These four case studies show how secondary teachers created or trialled resources that use road safety ideas and action to add relevance and depth to learning areas.

These case studies illustrate how schools have explored road safety aligned with the New Zealand Curriculum and are intended for both primary and secondary students, years 9 and 10 (junior secondary school).

NZTA: Guidelines for assessing road safety education for young people

This document provides schools with useful questions to interrogate the efficacy of road safety education initiatives/interventions and programmes being offered to their school and community.

Mathematics and statistics: Investigating vehicle stopping distances

Year 10 students undertake a statistical enquiry cycle which gets them discussing safe speeds.

Visual Arts: designing posters with impact

Arts students design and produce posters with their own safety messages aimed at the iPod generation.

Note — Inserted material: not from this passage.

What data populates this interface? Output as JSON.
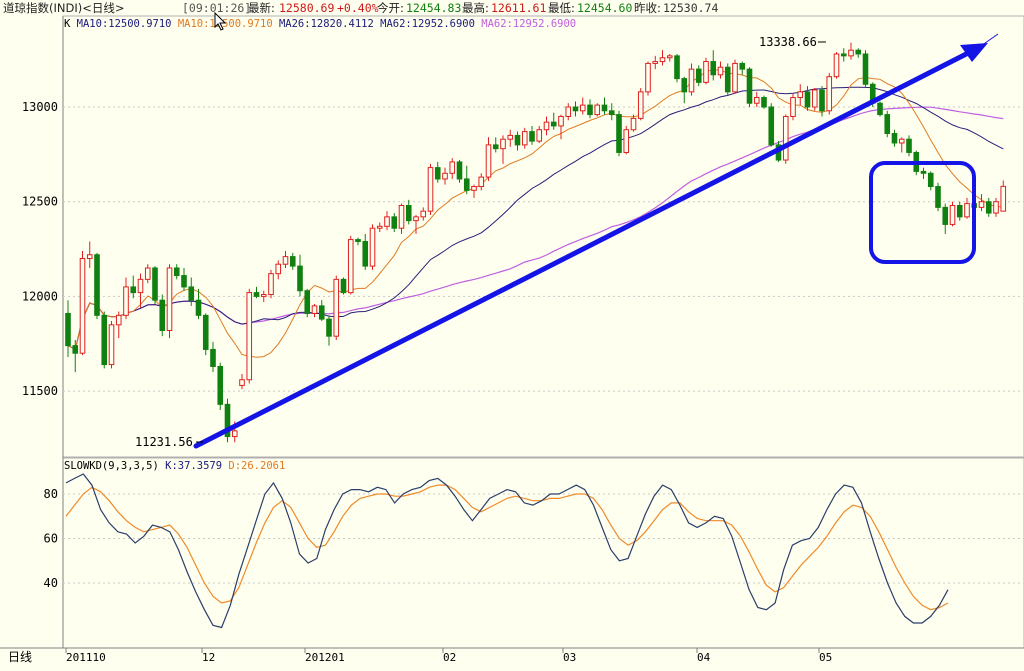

English: Creating persuasive texts as passengers

Secondary students explore the journeys they make as passengers and write persuasively about the need for safe decisions.

Science: The forces involved in safe stopping

Students get hands-on when learning about forces in the context of safe road travel.

English: Creating persuasive texts as passengers

Secondary students explore the journeys they make as passengers and write persuasively about the need for safe decisions.

Interviewees: Karen Melhuish, consultant writer, and Nigel Mitchell, Lead teacher trialler at Tawa High School.

Tawa College poster image.

http://www.slideshare.net/nmitchelltawa

The unit we developed is called “We Travel Together”. The focus was on the journeys that students took and who they travelled with and why.

The unit of work is deeply embedded in the curriculum. It has a rightful place in the English curriculum and at the same time it focuses on a clear road safety outcome. It’s not an add-on.

The big road safety idea was that passengers could impact on all decisions taken in cars (for example, use of seatbelts, driver tiredness, lowering distractions), whether or not they are drivers. The focus for English was on understanding and using persuasive texts (oral, written, visual) to achieve an outcome.

We were looking for an end result where students could have a positive impact on levels of risk in their own journeys. It was about students engaging deeply in a context and then being able to do something with the understandings they gained. We wanted them to be able to generalise, make recommendations persuasively, and speak up as passengers when appropriate.

Citizen and community focuses are important, not just road safety messages. The big challenge was to make it meaningful for students, not just road safety lip service. The breadth of the design enabled each student to find something relevant for them.

The unit was carefully planned and explicit about effective pedagogy, values, key competencies, and learning area content. The SOLO Taxonomy, a model of levels of understanding, is used as a scaffold behind the scenes to structure questions and ensure a deep learning focus. The unit not only encourages, but demands deep thought. Things that are deeply learnt are more likely to endure over time and lead to changed actions.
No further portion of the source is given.